Hier kommt die “Macht der Götter” (und Göttinnen!) ins Spiel, denn unter dem Deckmantel der aus der afrikanischen Kultur mitgebrachten religiösen Riten konnte die capoeira in den Candomble, Umbanda und Macumba eingeflochten werden. Bei der Ausübung dieser Riten konnte die capoeira trainiert werden, ohne als Kampf sondern als religiöser Tanz angesehen zu werden. Aber anders als beim Candomble wird der/die capoeirista in der roda nicht in einen Trancezustand versetzt. Der Rhythmus bildet den Rahmen und bestimmt die Dynamik, mit der die KämpferInnen einander langsam, schnell, spielerisch, akrobatisch, ausdrucksstark, listig… begegnen. Die Ginga, der Grundschritt der capoeira, bildet einen von der Musik unabhängigen, eigenen inneren Rhythmus.

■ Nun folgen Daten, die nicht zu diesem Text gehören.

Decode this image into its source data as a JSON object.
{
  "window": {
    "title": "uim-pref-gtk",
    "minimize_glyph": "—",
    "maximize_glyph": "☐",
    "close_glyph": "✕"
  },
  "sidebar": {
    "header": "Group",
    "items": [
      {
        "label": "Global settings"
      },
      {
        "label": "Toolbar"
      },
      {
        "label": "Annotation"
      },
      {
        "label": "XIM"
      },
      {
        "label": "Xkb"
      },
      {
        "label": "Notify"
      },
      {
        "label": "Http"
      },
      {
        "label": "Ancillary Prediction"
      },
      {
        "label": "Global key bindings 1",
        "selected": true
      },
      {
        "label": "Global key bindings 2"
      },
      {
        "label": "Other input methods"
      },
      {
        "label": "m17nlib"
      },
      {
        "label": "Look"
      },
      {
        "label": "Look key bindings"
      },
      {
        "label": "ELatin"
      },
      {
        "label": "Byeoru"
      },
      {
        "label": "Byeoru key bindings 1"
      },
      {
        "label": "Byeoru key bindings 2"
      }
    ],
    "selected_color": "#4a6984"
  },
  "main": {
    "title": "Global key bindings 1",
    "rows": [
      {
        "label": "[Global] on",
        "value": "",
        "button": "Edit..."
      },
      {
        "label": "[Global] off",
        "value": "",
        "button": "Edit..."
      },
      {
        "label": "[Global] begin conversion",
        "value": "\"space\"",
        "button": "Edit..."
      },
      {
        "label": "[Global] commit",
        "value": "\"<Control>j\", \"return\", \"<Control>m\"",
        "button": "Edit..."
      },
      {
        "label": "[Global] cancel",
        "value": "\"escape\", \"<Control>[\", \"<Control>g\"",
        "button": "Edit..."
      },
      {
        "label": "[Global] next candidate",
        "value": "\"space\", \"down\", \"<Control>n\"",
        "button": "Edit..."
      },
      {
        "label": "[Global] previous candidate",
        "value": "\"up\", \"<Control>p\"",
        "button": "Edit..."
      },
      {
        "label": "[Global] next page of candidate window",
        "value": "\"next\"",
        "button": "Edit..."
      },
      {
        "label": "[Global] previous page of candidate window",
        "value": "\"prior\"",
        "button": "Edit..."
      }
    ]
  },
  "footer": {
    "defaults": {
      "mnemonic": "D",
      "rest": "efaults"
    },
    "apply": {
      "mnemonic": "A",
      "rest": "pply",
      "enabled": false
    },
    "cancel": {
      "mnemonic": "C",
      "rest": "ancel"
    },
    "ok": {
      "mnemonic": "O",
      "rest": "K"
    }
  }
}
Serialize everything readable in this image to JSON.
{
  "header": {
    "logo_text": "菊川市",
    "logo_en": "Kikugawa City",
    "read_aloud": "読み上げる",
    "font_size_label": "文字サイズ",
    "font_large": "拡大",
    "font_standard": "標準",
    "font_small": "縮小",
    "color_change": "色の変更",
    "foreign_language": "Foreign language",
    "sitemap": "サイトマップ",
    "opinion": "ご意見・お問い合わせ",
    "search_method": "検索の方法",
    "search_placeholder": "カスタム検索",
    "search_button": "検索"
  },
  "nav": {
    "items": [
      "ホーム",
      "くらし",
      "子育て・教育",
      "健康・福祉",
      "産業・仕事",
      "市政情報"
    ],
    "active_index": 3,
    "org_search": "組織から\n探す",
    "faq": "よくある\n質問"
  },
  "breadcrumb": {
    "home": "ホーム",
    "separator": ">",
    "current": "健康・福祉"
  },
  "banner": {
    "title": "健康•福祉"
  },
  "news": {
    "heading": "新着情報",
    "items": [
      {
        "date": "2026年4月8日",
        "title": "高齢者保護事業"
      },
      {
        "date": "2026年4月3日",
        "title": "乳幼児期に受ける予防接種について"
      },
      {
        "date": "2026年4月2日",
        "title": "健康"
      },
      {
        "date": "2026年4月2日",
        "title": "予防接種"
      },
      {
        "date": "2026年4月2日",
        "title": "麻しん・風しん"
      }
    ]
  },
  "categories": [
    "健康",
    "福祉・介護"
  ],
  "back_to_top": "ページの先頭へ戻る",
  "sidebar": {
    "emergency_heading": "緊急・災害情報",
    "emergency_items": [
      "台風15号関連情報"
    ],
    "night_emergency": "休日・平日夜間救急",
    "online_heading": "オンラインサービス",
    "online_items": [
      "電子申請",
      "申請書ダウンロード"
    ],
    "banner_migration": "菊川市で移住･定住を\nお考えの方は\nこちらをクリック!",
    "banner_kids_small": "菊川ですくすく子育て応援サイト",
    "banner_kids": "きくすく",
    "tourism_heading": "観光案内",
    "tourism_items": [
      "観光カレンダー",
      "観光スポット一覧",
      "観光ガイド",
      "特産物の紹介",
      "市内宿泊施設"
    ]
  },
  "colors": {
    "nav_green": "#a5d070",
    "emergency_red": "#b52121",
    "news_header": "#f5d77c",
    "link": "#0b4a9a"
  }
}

Außer der Geschichte im Leseteil des Buches sind im Übungsteil einerseits die in der “roda” benutzten Elemente, nämlich der Eigenbau des “Berimbau”, das Hauptmusikinstrument der capoeira, die capoeira-Musik, Toques (Rhythmen), Gesang und Texte zum Nachmachen gut beschrieben. Das Erlernen der Ginga, und der wichtigsten Techniken mit Abbildungen von meia lua (Halbmond), queixada, bensao, meia lua de compasso… macht einen weiteren großen Teil der Übungen aus. Mit der Unterscheidung der capoeira in die zwei Stilrichtungen capoeira angola und capoeira regional werden hauptsächlich Kampftechniken der Richtung angola gut erklärt. Für AnfängerInnen in der capoeira zum Nachlesen und Ausprobieren eine gute Hilfe.
Im Anhang finden sich sowohl weitere Literatur-Angaben und Bezugsadressen von capoeira-Schallplatten und CD’s sowie Adressen von capoeira-LehrerInnen, die allerdings nicht ganz auf dem neuesten Stand sind!
Insgesamt bietet das Buch eine anschauliche Einführung in die Grundtechniken der capoeira und viele Hintergründe über eine Kultur des Widerstandes in Brasilien.
Auffallend ist, daß es trotz weiblicher capoeiristas nach Dirk Hegemanns nur den männlichen “capoeirista” gibt, denn im gesamten Buch ist außer bei den Abbildungen nicht zu erkennen, daß dieser Kampftanz auch von Frauen betrieben wird, und dementsprechend Frauen auch verbal angesprochen werden sollten.
Aber “man” muß Capoeira leben, (sagte Mestre Sapo aus Olinda zu seinem Schüler, dem Autor) um zu erfahren und zu verstehen, was sich hinter “ihr” verbirgt.
Für einen Einstieg in die brasilianische Widerstandskultur capoeira trotzdem sehr zu empfehlen.

Dirk Hegemanns, Capoeira – Die Kultur des Widerstandes: ein Lese- und Übungsbuch, Schmetterling Verlag, 1993.